I’m thrilled by the new update (if not the new price tag) – it streamlines the alliance process and makes things so much easier.

All Imperium, All The Time

First of all, individual armies under the Imperium no longer have their own entries on the chart.  This one change makes a world of difference!

It reduces the giant grid from 6th edition to a much more manageable 9×9, makes the chart easier to read, and gives enough space on the page to include the army names next to each icon – instead of putting them in a key at the bottom – so that the chart can be scanned by newer players without overwhelming them.
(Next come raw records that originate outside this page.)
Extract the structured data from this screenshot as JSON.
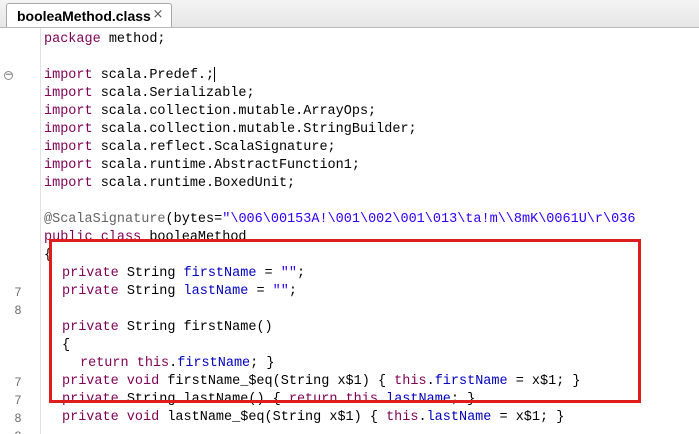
{
  "tab": {
    "title": "booleaMethod.class",
    "close_glyph": "×"
  },
  "colors": {
    "keyword": "#7f0055",
    "field": "#0000c0",
    "string": "#2a00ff",
    "annotation": "#646464",
    "highlight_box": "#e01d1d"
  },
  "lines": {
    "package": {
      "kw": "package",
      "rest": " method;"
    },
    "imports": [
      {
        "kw": "import",
        "rest": " scala.Predef.;"
      },
      {
        "kw": "import",
        "rest": " scala.Serializable;"
      },
      {
        "kw": "import",
        "rest": " scala.collection.mutable.ArrayOps;"
      },
      {
        "kw": "import",
        "rest": " scala.collection.mutable.StringBuilder;"
      },
      {
        "kw": "import",
        "rest": " scala.reflect.ScalaSignature;"
      },
      {
        "kw": "import",
        "rest": " scala.runtime.AbstractFunction1;"
      },
      {
        "kw": "import",
        "rest": " scala.runtime.BoxedUnit;"
      }
    ],
    "annotation": {
      "name": "@ScalaSignature",
      "open": "(bytes=",
      "value": "\"\\006\\00153A!\\001\\002\\001\\013\\ta!m\\\\8mK\\0061U\\r\\036"
    },
    "class_decl": {
      "kw": "public class",
      "rest": " booleaMethod"
    },
    "open_brace": "{",
    "field1": {
      "ln": "7",
      "kw": "private",
      "type": " String ",
      "field": "firstName",
      "eq": " = ",
      "str": "\"\"",
      "end": ";"
    },
    "field2": {
      "ln": "8",
      "kw": "private",
      "type": " String ",
      "field": "lastName",
      "eq": " = ",
      "str": "\"\"",
      "end": ";"
    },
    "getter1_sig": {
      "kw": "private",
      "rest": " String firstName()"
    },
    "getter1_brace": "{",
    "getter1_ret": {
      "ln": "7",
      "kw": "return",
      "sp": " ",
      "kw2": "this",
      "dot": ".",
      "field": "firstName",
      "end": "; }"
    },
    "setter1": {
      "ln": "7",
      "kw": "private void",
      "rest": " firstName_$eq(String x$1) { ",
      "kw2": "this",
      "dot": ".",
      "field": "firstName",
      "end": " = x$1; }"
    },
    "getter2": {
      "ln": "8",
      "kw": "private",
      "rest": " String lastName() { ",
      "kw2": "return this",
      "dot": ".",
      "field": "lastName",
      "end": "; }"
    },
    "setter2": {
      "ln": "8",
      "kw": "private void",
      "rest": " lastName_$eq(String x$1) { ",
      "kw2": "this",
      "dot": ".",
      "field": "lastName",
      "end": " = x$1; }"
    }
  }
}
You also don’t have to sort through a series of  different Imperial-related icons to figure out if Necrons/Tau are allying with Dark Angels, Blood Angels, Grey Knights or Space Wolves as Allies of Convenience – it’s all the same.  Speaking of which…

Imperial Racism Returns

The Imperium returns to its roots and genuinely hates most of the Xenos again.  They are Allies of Convenience with the Eldar and Desperate Allies with Dark Eldar and Tau, but the vast majority are only allies ‘Come The Apocalypse’.

While Come The Apocalypse is now actually a playable alliance, it comes with some hefty penalties that help maintain a bit of balance.

Allying With Yourself

You can now have an allied contingent with your own army, which means Battleforged armies have a bit more flexibility without branching out of their own codex.  Players can potentially have three HQs (or more, depending on which codex they’re playing) without breaking the Force Organization chart and going into Unbound army territory.

Fewer Xenos Shenanigans

And finally, we have fewer issues of alien-on-alien action causing issues on the competitive scene.  This BoLS article explains why the Tau + Eldar combination was so powerful in 6th edition better than I ever could, but here is the basic gist:

  • They are both new codices, which tend to be a bit stronger than previous editions;
  • They were Battle Brothers in 6th, which let their abilities work very well with each other;
  • Their abilities naturally complemented one another, stacking buffs for huge bonuses.

Since it was discovered, the Tau + Eldar combo (known to some as the Taudar threat) has been a huge source of contention/complaints from the 40k community.

Now that the two armies are Allies of Convenience instead of Battle Brothers, it should make things a little more balanced on that front and reduce the amount of craziness that comes from the pairing.